We both share a lot about our relationships, but we are in no place to give advice when it comes to dating. So we asked a few of our friends who are currently dating in their 30s to share their stories. These 3 women are sharing what their experience has been like. What they think is the hardest part about dating in your 30s. And how it is a very different experience than dating in your 20s.
3 Women on What Dating In Your 30s is Like
Dating in your 30’s is hard. I’ve tried dating apps, meeting guys out at bars but I’m convinced no guys actually want to “date”. The dating apps that I’ve tried were not for me. Some guys I met on there were nice until they sent pictures of their penis or asked me to send full body (with clothes & some without) pictures over and over again. Another guy I met online, I actually arranged to meet in person. Lets just say he didn’t look like his picture. I knew immediately I wasn’t attracted to him but he hounded me for a few days after until I ended up blocking him.
When I was in my early to mid 20’s dating was not something I was concerned about. I figured I would meet “the one” when the time was right. I was just concerned about having fun. Then my late 20’s hit and F$&@&!$ck! That’s when I realized that I needed to get a little more serious. If only I hadn’t taken my sweet time, maybe I wouldn’t have to resort to online dating – because how the hell do you meet people at my age these days?
I’ve learned that you have to trust your gut.
Hannah – 35
The biggest difference between dating in my 20’s vs. dating in my 30’s is: me. I am able to approach my relationship as my authentic self much more than I ever was able to in my 20’s.
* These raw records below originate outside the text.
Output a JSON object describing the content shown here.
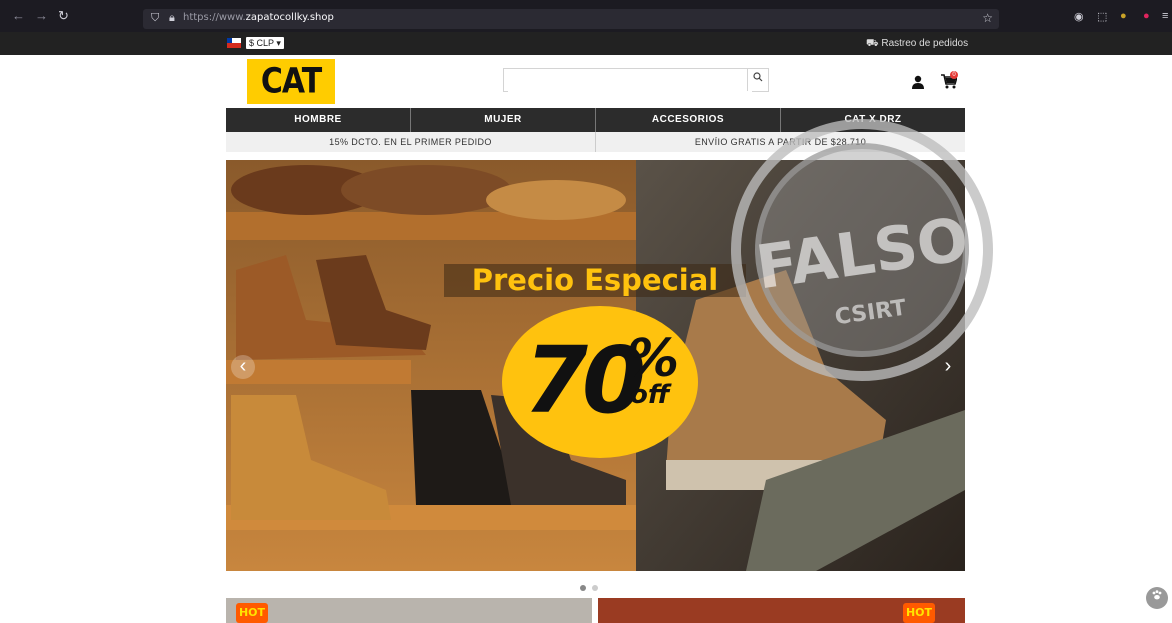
{
  "browser": {
    "url_prefix": "https://www.",
    "url_domain": "zapatocollky.shop"
  },
  "topbar": {
    "currency": "$ CLP ▾",
    "tracking": "⛟ Rastreo de pedidos"
  },
  "header": {
    "logo": "CAT",
    "search_placeholder": "",
    "search_icon": "search-icon",
    "cart_count": "0"
  },
  "menu": [
    "HOMBRE",
    "MUJER",
    "ACCESORIOS",
    "CAT X DRZ"
  ],
  "promos": [
    "15% DCTO. EN EL PRIMER PEDIDO",
    "ENVÍIO GRATIS A PARTIR DE $28.710"
  ],
  "hero": {
    "headline": "Precio Especial",
    "discount_number": "70",
    "discount_percent": "%",
    "discount_off": "off"
  },
  "stamp": {
    "word": "FALSO",
    "org": "CSIRT"
  },
  "banners": {
    "hot_label": "HOT"
  },
  "carousel": {
    "slides": 2,
    "active": 1
  }
}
In my 20s I was selfish in pursuing my career and passions to the fullest. I wanted to eliminate all my ‘what if’s.’ ‘What if I would have moved?’’What if I would have auditioned?’ Etc. And I am so grateful for doing so.
I also took the time to really know me. Understanding my needs and wants. So that I could ultimately be a better partner.
Now that I’ve accomplished the things I wanted to do and truly know myself, I’m excited to be dating and giving to a man in the way I know he deserves.